It was during one of those late-night manga hauls at Book-off that I came across a genre which I first thought was BL, but which turned out to be “yankee” (ヤンキー), or “bad boy” (不良/furyō) manga.
The series that caught my eyes was Akira No.2 (アキラNo.2) by Okujima Hiromasa (奥嶋ひろまさ) – and you’ll have to excuse me for thinking BL:
Yankee manga is about “delinquent boys”, or 不良行為少年/furyō kōi shōnen, which according to Wikipedia is the level below actual “juvenile criminals” (虞犯少年/guhan shōnen). Rather than criminals, delinquent boys are those who roam the streets at night, who drink and smoke, and who threaten the morality of society (and themselves) in general. And yes, there are furyōshōjo too (delinquent girls).
I can understand how this genre can be enticing in Japan, where that kind of personality is not very common, at least not compared to the West, where it is rather the norm for teenagers to be a bit delinquent. That’s why it’s called “yankee”, I was told, as in boys behaving in an “American” way. (I also thought that the magazine Young King, which publishes this kind of comics, had something to do with the term, but both “young” is a common word in magazine titles.)
I found this ranking of the 14 best yankee manga, and realised that I also bought two volumes of Nanba MG5 (ナンバMG5) by Ozawa Toshio (小沢としお) that night at Book-off:
I think this genre is not even boys’ manga, but rather seinen because of the violent content. But the blunt display of skin and muscles make it transcend into BL territory, and almost the shota variety called kinshota, or muscle shota. The hard masculinity of the characters also plays into a certain kind of shota taste, one distinct from the mainstream focus on cuteness.

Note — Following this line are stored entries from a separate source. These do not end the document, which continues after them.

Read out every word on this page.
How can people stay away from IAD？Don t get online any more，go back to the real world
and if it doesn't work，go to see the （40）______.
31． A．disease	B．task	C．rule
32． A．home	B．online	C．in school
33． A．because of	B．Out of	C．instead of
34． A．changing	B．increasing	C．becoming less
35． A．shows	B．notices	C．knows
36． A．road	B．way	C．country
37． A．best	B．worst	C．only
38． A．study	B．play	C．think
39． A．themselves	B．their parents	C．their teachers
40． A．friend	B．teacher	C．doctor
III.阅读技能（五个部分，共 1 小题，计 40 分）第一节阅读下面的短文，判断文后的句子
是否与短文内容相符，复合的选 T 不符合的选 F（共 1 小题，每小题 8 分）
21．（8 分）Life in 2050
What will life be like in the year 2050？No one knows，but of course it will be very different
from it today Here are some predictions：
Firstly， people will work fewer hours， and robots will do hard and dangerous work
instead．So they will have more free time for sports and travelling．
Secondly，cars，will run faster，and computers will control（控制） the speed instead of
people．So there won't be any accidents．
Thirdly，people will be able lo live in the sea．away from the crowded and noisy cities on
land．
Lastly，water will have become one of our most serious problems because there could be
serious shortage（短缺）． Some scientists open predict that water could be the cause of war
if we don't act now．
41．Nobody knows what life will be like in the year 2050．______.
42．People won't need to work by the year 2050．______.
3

This is more Yabuki Joe than Ikusabe Wataru, if you know what I mean.
While browsing Amazon, I came across Dōsei yankī Akamatsu Sebun (同棲ヤンキー赤松セブン ≈ “cohabitation yankee Akamatsu seven”), which is written by SHOOWA and illustrated by Akira No.2 mangaka Okujima Hiromasa (奥嶋ひろまさ):
This seems like a yankee/BL cross-over, with the kanji reading for “co-habitation” (dōsei/どうせい = 同棲) being the same as that for “same sex” or “gay” (dōsei/どうせい = 同性). The fact that it is drawn by the Akira No.2 author sort of acknowledges the sexual aspect of yankee manga.
Then I came across a series called Yankī-shota to otaku-onēsan (ヤンキーショタとオタクおねえさん) by Hoshimi Yumi (星海ユミ), or “Yankee boy and otaku big sister”:
This boy is obviously younger, hence “shota”, but the manga doesn’t seem to be yankee per se, and not shota either for that matter, but rather trying to tap into the popularity of those genres, and of otaku culture in general, as a kind of smart and funny meta commentary. I just know that I love the cover!
I’ve also watched the first OVA of yankee anime Chameleon (カメレオン), which was quite fun.
What do you think about yankee manga?